On October 15, 1968, four months after Bobby's assassination, the Boston Herald Traveler broke the news. And since it was a newspaper from Boston, home of the Kennedys, the gossip began to seem plausible. Jackie had decided that the ceremony should not be celebrated in the United States. Onassis attempted the embassy in Athens: he was met with an implacable refusal. So Ari decided to fall back on the small chapel of Skorpios. "And find me a priest who doesn't look like Rasputin!" he ordered.

On October 17, 1968, the 90 passengers of the Olympic Airways 707, who had hoped to board at 8 p.m. in New York and land in Athens some ten hours later, learned that their flight had been cancelled. They did not see Jackie, her children, her mother, her stepfather and three representatives of the Kennedy clan stepping into their seats. The plane landed on a military base and the travelers finished the journey aboard Ari's jet. Lee did not think it necessary to justify his absence from this ceremony celebrated under a rain complicit in his gloomy mood. She had always applied to the letter the aristocratic rule never to take seriously what is, and to always treat seriously what is not. But not this time.

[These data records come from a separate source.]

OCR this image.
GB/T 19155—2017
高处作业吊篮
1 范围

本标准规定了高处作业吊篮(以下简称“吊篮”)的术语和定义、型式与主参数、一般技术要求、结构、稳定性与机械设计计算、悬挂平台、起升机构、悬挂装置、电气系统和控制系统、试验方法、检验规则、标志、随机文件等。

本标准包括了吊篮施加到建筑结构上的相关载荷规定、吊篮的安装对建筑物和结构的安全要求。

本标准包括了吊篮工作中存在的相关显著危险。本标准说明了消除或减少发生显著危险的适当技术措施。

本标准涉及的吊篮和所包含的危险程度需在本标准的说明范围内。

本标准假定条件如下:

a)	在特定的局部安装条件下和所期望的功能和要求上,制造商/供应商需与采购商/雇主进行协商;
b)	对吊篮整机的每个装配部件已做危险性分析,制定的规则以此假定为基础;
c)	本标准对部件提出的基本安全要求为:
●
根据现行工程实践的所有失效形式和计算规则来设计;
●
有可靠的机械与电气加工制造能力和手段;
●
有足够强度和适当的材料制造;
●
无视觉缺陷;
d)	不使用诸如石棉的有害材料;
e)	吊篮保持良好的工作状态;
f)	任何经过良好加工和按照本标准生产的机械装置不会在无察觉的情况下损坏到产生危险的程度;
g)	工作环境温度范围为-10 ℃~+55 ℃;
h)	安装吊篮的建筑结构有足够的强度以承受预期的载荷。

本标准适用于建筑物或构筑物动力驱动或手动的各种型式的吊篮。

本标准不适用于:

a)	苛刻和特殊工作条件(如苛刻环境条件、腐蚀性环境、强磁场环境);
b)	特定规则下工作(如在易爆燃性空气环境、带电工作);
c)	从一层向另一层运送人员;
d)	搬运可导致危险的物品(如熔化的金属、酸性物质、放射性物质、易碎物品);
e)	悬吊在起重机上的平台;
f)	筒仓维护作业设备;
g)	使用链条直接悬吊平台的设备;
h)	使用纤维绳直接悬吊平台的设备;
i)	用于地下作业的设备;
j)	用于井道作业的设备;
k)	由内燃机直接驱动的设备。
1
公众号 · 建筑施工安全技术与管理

Faced with Truman Capote, the tears that flowed were not those of an actress. Moreover, on the intellectual scenes of the New York avant-garde, she had never convinced anyone. Lee could be light as a butterfly, she didn't accept being crushed. It was an old story that went back much further than Ari and his billions, to the time when Jackie stole all their father's admiration from him, with his taste for horses, which Lee was so afraid of. A story of sisters. To calm her, Ari offered her a property near Athens, says Truman Capote, adding that she immediately sold it. Then Lee rebuilt his life with the photographer Peter Beard, whose beauty could soothe many regrets. She never gave up the extravagance that made her charm. Unlike Jackie, whom time made more and more reasonable. The present had taken them away for a moment, they didn't care about the future, which no longer had much to offer them. The past remained.

In 1975, Lee and Jackie, who had realized her ambition to find work in publishing, published the diary of their trip to Europe in 1951, when they were two young girls who passers-by turned on. The same year, Lee was not seen at Ari's funeral. It is said that Jackie had asked her not to come, so that no one would remember her reasons for being there.